John Bailer, senior managing director at The Boston Company, which has $36.2 billion in assets under management, is assessing the Fed's actions and the potential impact on the market. Bailer is co-portfolio manager of The Boston Company/Dreyfus Strategic Value Fund and portfolio manager of the BNY Mellon Income Stock Fund, among others.
The Q&A has been edited for clarity and length.
Q: How should the market view the Fed now?
A: What I really believe is that the Fed has got it right, finally. In December I think they scared the markets with a potential four rate hikes. And they've kind of dialed that back and become a little more dovish. And now expectations are down to one or two rate hikes this year. And I do think that's Goldilocks for this market. I really do feel like they've found the right place. I think the market can handle one to two rate hikes if the economic data continues to improve.
Q: Where would you put the probability of a Fed rate hike in June?
A: I think it's 50 percent. I feel the economic data will improve.

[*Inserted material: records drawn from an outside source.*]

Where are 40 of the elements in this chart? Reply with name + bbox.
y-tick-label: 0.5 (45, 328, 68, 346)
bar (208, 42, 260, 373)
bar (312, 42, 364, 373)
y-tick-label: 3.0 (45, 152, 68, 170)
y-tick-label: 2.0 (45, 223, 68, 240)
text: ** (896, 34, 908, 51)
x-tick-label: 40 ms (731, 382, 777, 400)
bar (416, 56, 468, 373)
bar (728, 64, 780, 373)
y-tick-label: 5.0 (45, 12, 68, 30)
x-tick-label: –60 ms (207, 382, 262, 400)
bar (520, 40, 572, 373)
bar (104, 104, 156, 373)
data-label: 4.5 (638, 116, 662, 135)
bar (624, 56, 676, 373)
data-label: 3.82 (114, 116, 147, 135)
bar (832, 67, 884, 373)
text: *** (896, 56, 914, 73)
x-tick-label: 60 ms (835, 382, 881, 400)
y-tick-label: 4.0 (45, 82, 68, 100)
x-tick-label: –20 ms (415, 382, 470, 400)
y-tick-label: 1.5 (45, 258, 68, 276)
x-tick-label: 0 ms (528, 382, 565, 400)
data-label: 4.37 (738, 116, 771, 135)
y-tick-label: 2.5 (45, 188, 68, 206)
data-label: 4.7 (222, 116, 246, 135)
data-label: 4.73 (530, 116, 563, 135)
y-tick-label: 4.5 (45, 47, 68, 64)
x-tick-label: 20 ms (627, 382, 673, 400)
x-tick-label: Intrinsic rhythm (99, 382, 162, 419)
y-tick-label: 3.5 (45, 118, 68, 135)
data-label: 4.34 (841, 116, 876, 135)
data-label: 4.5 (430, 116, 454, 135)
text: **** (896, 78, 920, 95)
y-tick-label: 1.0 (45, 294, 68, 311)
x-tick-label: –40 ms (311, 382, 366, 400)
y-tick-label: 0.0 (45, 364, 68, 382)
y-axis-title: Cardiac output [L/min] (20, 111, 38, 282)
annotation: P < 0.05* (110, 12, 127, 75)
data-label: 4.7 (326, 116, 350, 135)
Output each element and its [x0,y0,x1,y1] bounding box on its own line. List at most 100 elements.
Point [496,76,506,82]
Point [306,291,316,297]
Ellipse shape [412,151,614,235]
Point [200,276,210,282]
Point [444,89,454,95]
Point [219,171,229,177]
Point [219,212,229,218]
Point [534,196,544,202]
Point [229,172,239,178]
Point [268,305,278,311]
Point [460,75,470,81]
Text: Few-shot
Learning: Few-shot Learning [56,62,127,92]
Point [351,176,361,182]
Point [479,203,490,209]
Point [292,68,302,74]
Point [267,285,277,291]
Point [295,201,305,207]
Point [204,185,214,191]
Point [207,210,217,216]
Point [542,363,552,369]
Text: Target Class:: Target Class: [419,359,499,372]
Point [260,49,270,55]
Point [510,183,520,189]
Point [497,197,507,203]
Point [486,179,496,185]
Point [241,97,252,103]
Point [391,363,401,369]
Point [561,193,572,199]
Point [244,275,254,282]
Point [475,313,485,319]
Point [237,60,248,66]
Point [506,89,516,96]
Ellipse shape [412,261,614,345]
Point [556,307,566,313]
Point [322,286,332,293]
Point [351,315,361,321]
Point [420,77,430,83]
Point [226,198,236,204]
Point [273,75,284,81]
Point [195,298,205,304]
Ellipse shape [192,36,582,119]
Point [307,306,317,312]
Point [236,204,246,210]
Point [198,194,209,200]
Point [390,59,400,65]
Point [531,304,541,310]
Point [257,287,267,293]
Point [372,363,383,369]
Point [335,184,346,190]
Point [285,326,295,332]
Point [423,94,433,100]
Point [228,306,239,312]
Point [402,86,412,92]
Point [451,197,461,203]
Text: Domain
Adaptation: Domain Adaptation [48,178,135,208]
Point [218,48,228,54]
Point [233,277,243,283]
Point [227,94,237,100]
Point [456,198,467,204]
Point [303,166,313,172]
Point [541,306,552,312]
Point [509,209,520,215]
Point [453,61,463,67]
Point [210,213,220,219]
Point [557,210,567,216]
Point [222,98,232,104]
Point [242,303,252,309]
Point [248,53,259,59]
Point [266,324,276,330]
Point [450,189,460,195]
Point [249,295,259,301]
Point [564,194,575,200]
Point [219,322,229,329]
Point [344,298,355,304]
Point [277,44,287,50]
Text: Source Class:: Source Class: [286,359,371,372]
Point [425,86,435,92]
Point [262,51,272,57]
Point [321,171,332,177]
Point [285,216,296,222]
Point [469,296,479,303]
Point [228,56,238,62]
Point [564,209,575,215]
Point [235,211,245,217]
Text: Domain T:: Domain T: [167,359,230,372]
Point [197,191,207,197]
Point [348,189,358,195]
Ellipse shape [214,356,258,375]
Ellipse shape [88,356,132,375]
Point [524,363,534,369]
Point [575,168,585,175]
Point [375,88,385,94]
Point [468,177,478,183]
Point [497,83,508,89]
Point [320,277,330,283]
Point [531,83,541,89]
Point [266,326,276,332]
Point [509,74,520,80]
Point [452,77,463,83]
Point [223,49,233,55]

Clearly we've had a pretty good (company) earnings season here. I believe that is an indication that the economy is starting to improve. The improving economy will cause the Federal Reserve to think about whether rate hikes would be appropriate. That is offset by some of the international concerns the Fed has, one of them being "Brexit" potentially.
Q: There you're referring to the possibility that Britain could leave the 28-nation European Union if a referendum in June calls for it. What about other concerns?
A: Among other things, they're looking at what's going on in China. They do consider what's going on in the global economy when they decide whether to raise rates or not.
It's all interconnected. The perception that the U.S. would raise rates aggressively causes the dollar to strengthen, and that causes oil prices to moderate a little bit and to move down. And it also causes some issues with China in terms of, maybe they want to devalue their currency against the dollar if the dollar's really starting to strengthen as well.
Q: Given the prospects for Fed action, are there certain sectors of the market that investors should be looking at?
A: If interest rates are going to move higher, the financial sector will really benefit. (If) the economy is improving, we think that will lead to slow and steady interest-rate increases that will really benefit a lot of these financial companies out there.
Q: And areas to be avoided?
A: Companies that are what I would call bond proxies, with high-yielding stocks with defensive characteristics. Stocks that look and act like bonds. And people have really piled into these companies. They're in sectors like utilities, staples, some industrials like the defense area of industrials. And in our view, those are the areas of the market that look really overvalued.
If I'm right and the economy is getting better, and interest rates are slowly moving up throughout the year, we think those are the areas of the market that are most at risk.